Definition of Rumination
Rumination is defined as passively focusing the mind’s attention on a negative belief causing an associated emotional state to surface like depression, and over negatively thinking about the causes, meanings, possible results or consequences of the content or beliefs of the mind. People who ruminate are ineffective in taking action, slow in problem-solving, and hesitate at decision making. Rumination causes fixed, inflexible, and negative thinking.
Research
Recent research studying individuals with a lifetime of mood disorders found that rumination is one of the strongest correlations to the onset of depression. Rumination or thought looping makes relapse into depression easier. Research data revealed that formation of ruminating thoughts are cognitive features associated with a vulnerability to developing, maintaining, and relapsing into a depressive disorder.
So, the more a person ponders on a negative thought or cluster of thoughts over and over again, the harder it is to release that thought … and it can have devastating results on his or her life. Ruminating can be categorized by negative, rigid beliefs a person has formed about themselves, their self-worth, and confidence. Typically, these beliefs involve conditional standards in areas of self-evaluation, perfectionism, and approval of others.

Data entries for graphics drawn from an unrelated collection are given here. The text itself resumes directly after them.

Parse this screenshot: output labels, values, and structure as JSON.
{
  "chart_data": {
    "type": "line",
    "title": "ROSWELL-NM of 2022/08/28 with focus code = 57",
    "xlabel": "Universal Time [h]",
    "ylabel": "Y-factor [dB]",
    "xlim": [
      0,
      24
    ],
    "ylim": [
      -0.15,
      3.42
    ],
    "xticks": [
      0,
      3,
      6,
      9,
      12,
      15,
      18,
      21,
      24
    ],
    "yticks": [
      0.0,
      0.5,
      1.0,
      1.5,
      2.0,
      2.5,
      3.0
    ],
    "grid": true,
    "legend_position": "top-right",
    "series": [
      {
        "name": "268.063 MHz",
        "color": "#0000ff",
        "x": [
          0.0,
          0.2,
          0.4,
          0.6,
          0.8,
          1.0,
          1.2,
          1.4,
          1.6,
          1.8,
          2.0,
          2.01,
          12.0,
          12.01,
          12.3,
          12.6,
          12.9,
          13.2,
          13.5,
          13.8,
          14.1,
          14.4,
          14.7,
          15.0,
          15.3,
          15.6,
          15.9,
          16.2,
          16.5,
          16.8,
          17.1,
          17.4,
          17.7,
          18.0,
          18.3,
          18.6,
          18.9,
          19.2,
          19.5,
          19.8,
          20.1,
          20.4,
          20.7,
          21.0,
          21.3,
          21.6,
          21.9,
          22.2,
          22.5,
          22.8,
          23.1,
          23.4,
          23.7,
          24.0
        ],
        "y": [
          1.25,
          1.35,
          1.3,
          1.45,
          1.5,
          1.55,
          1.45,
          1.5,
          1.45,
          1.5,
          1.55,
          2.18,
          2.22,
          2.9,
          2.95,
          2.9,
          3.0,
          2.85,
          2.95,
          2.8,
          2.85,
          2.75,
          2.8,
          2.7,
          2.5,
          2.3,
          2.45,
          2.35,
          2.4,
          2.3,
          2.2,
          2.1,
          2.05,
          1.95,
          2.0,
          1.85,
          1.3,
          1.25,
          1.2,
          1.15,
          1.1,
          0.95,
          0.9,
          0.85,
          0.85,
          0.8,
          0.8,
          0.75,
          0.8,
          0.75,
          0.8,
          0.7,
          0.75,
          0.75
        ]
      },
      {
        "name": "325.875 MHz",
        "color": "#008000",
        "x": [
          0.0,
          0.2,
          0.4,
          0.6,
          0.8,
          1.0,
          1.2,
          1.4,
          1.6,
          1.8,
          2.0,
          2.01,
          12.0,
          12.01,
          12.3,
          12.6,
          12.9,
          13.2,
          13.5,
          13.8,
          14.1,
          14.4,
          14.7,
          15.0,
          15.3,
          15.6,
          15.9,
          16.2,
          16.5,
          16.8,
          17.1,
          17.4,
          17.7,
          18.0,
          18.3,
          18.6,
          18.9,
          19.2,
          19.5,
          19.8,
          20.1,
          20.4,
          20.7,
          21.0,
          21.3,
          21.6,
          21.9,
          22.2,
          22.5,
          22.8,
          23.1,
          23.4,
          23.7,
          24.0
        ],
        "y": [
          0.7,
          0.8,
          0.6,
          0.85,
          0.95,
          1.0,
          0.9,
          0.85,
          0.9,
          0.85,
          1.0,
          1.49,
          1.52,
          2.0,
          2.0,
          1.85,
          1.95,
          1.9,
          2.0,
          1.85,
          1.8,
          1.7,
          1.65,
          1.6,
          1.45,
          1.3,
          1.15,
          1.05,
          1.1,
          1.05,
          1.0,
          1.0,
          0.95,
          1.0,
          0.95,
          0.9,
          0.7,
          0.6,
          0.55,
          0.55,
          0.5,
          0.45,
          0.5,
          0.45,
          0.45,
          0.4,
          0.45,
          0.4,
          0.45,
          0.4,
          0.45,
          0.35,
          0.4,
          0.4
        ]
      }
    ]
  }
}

A side effect of ruminating is the creation of dysfunctional attitudes and negative perceptions of you and the world outside of you. Dysfunctional attitudes and negative perceptions are a direct reflection of the content of the mind (i.e., what you think or feel about you). Rumination is associated with the processes of the mind, that is, how you relate to the content streaming through the mind.
Quiet your inner voice through enforcing new rules
One way to quiet your mind is by daily cleaning out the clutter in your mind and choosing to not feed your inner voice content. Choose to not give that inner voice content value.
Don’t allow junk into your mind. Be mindful of what you allow inside your mind. Monitor your own words, thoughts and attention.
Don't give inappropriate content power and influence over your mind.
Don't give your inner voice energy.
Don't spend time gossiping, bad mouthing other people, judging other people, finding faults in others, or allow yourself to be consumed in negative thoughts like jealousy, guilt or fear, or constructing excuses to cover up how you actually feel. It doesn’t matter if this happens only in your mind or you verbalize it with others. Make the choice to not entertain these thoughts.
Don't spend mental time doubting, second guessing, judging, arguing, or being mean to you.
Afterthoughts
The more you monitor and pay attention to your beliefs and the content your thoughts, the more influence you will have over your thoughts. Be observant of how you manifest the content through listening to words that you speak. The main question you should ask yourself … is the content of your beliefs, words, or thoughts holding you captive, causing you to ruminate constantly and bringing you down. If your answer is yes, then you need to cleanse your inner voice.
5 Tips to Cleanse Your Inner Voice
Follow these 5 tips to inner voice cleanse and achieve inner peace:
1. Be mindful of your thought content. Take time and notice in the moment when you are having a thought. Is the thought negative, self-destructive, sabotaging or creating emotional discomfort for you?
2. Ask yourself: “Is this thought moving me toward or away from my beliefs, and is it how I want to live?”
3. If the thought is moving you away from the kind of person you want to be or how you want to believe, then clear the thought from your stream of thinking. Realize that this thought is just a thought and not an authority.
4. Recognize and uncover the underlying emotion or emotions that may be fueling your negative, unhelpful thought stream. Shift the emotion(s) by breathing through it for a few minutes until it diminishes. Choose an empowering or cleansing word to help your mind let go of the repetitive negative cycle. I like to repeat “release – release” in my mind in order to move past a negative thought loop.
5. Empower yourself by remembering that the nature of the mind is to think. It is a tool, not the ruler. Your mind should be constantly producing thoughts for you. So be creative and consciously alter your thought stream by producing positive thoughts. Focus on these positive thoughts, and inject them into your stream of consciousness every day.